# First label for first wine



## GrandpasFootsteps (Jan 14, 2011)

This is the label my wife and I came up with for our bottles. I have some gum paper to attach to the bottle, and it worked great on some infused vodkas. I sprayed it with spray lacquer and it is seems waterproof. I would like to know if there is a better way though, as this way was very time consuming, what with all the spraying, sponging the gum backing, fixing it on just right. A labor of love, but... 

What do you think of the label? I made all the artwork and design from scratch, but I can take criticism!


----------



## JordanPond (Jan 14, 2011)

We love it. Wife says it screams "refreshing". You can feel proud knowing that you made the art work from scratch.

I'm looking at onlinelabels.com, saw it on another post here at WMT. Considering labels that can be removed from the bottle without lots of soaking and scraping. I thought the gum labels were good but time consuming trying to cut the labels and keeping the edges consistent even with the use of the large paper cutter at the office. I'm thinking peel and stick.

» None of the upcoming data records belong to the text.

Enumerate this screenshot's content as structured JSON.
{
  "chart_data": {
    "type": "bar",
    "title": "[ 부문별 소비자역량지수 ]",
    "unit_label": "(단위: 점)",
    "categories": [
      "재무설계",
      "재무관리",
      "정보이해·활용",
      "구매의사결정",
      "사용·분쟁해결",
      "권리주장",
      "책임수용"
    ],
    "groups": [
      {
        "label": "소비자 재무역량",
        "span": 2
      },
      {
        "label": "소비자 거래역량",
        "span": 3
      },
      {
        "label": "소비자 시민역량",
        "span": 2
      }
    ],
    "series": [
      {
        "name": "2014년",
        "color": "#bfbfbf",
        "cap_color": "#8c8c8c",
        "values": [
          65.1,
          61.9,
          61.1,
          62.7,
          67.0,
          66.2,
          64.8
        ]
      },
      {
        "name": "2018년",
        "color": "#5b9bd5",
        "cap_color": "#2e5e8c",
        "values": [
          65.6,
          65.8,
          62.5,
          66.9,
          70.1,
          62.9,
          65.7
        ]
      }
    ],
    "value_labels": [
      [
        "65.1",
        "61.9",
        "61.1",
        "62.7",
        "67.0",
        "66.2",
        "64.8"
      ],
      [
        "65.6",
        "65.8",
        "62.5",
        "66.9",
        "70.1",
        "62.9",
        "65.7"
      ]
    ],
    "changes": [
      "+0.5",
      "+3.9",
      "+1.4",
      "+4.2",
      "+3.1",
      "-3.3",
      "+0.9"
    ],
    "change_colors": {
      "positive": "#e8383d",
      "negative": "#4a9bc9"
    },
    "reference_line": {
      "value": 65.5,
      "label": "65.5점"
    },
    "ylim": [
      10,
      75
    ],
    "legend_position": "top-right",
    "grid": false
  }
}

Are you going to add pvc shrinks to the tops? It really dresses up the bottle. A white shrink would go well with the label. Maybe one with blue trim if it exists.


----------



## Runningwolf (Jan 14, 2011)

I love it! Awesome label


----------



## Julie (Jan 14, 2011)

Very Nice looking label. I like it!


----------



## djrockinsteve (Jan 14, 2011)

That's a cool (no pun intended) label. Hey you could add a touch of glitter too.

I prefer the Avery labels myself. A quick print on the printer, peel and press on. They soak off in the sink easily too.

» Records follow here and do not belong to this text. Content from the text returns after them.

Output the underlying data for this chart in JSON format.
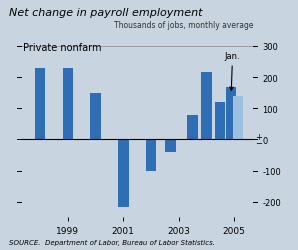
{
  "title": "Net change in payroll employment",
  "subtitle": "Thousands of jobs, monthly average",
  "label": "Private nonfarm",
  "source": "SOURCE.  Department of Labor, Bureau of Labor Statistics.",
  "bar_data": [
    {
      "year": 1998,
      "value": 230
    },
    {
      "year": 1999,
      "value": 230
    },
    {
      "year": 2000,
      "value": 150
    },
    {
      "year": 2001,
      "value": -218
    },
    {
      "year": 2002,
      "value": -100
    },
    {
      "year": 2003,
      "value": -40
    },
    {
      "year": 2003.5,
      "value": 80
    },
    {
      "year": 2004,
      "value": 215
    },
    {
      "year": 2004.5,
      "value": 120
    },
    {
      "year": 2005,
      "value": 170
    },
    {
      "year": 2005.25,
      "value": 140
    }
  ],
  "bar_color_dark": "#2F6DB5",
  "bar_color_light": "#9DBFE0",
  "bg_color": "#C8D4E0",
  "plot_bg_color": "#C8D4E0",
  "ylim": [
    -250,
    330
  ],
  "yticks": [
    -200,
    -100,
    0,
    100,
    200,
    300
  ],
  "xlim": [
    1997.3,
    2005.7
  ],
  "xticks": [
    1999,
    2001,
    2003,
    2005
  ],
  "jan_annotation": "Jan.",
  "jan_x": 2005.08,
  "jan_value": 140
}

I don't label all of my bottles, too many. Those that are without are mixed in with those that are labeled and we open those here. Labeled ones go to friends and family.

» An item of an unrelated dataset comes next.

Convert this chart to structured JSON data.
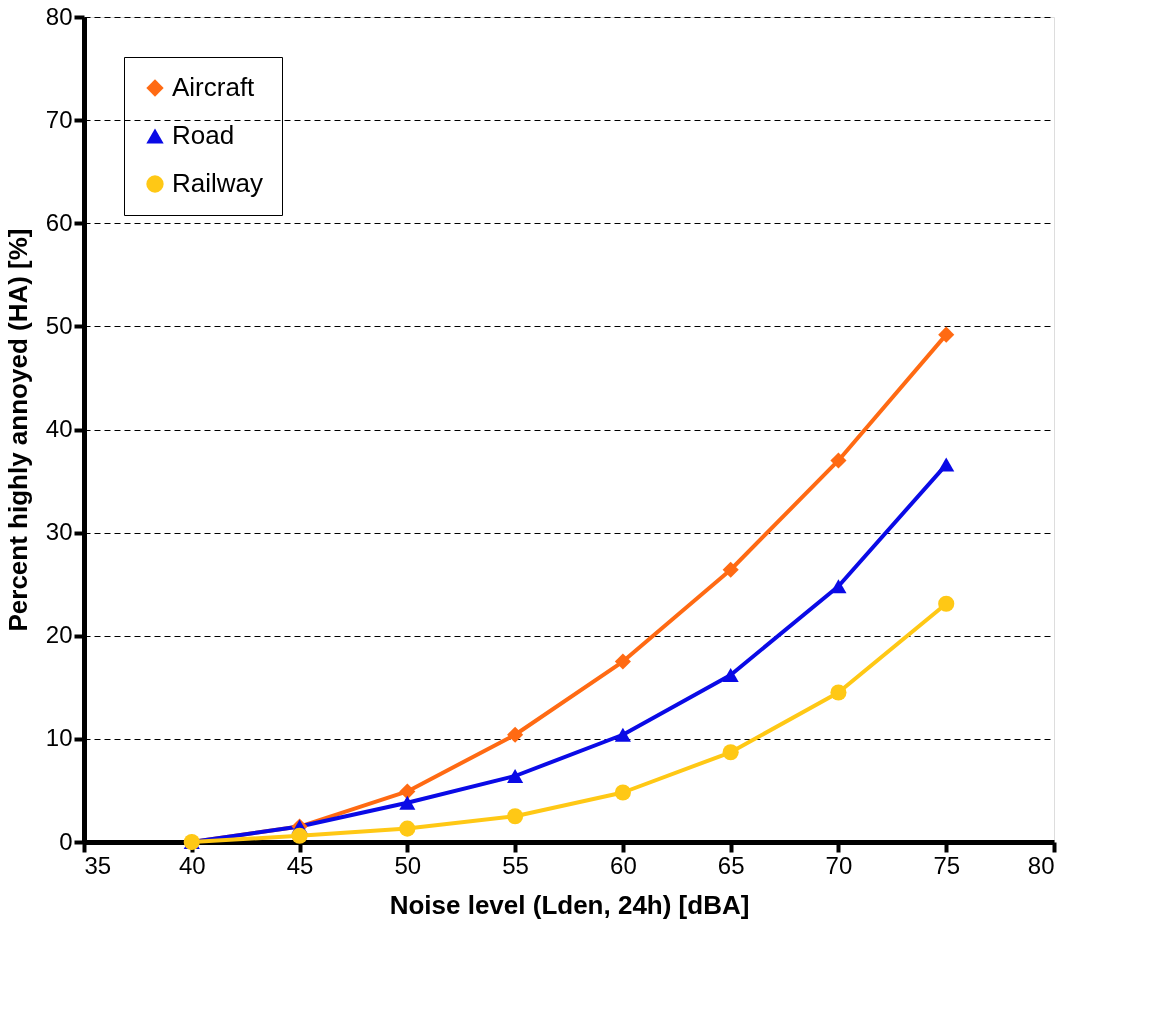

Great label and a good job.


----------



## winemaker_3352 (Jan 14, 2011)

That looks awesome!! Good job!!


----------



## Brian (Jan 14, 2011)

Just what I do .... I design the label and send then to Staples (6 to a 8X10 sheet) have them print them on the digital printer (about 10cents per label) then cut them on a paper cutter and afix them to the bottle with a glue stick. It is a little time consuming but the labels stay on good and come right off with some warm water. (no scrapping big time saver) Just my opinion...


----------



## Brian (Jan 14, 2011)

By the way Awesome label...


----------



## Midwest Vintner (Jan 16, 2011)

i would have to agree. very nice looking label.


----------



## Redtrk (Jan 16, 2011)

I like it and how fitting for a wine bottled in Feb.


----------



## Wade E (Jan 16, 2011)

I too love the label!!! Great job, anyone who has criticism on that one needs ***** slapping! I used the pre gummed label paper also. Im not worried about them being waterproof as Im not a commercial winery I do wish I had a laser printer though as that would prevent most if not all ink running if they get damp. Its just more money then I want to spend though.


----------



## Midwest Vintner (Jan 16, 2011)

i'm anxious to test out or primera printer. it's an ink jet, but very capable.


----------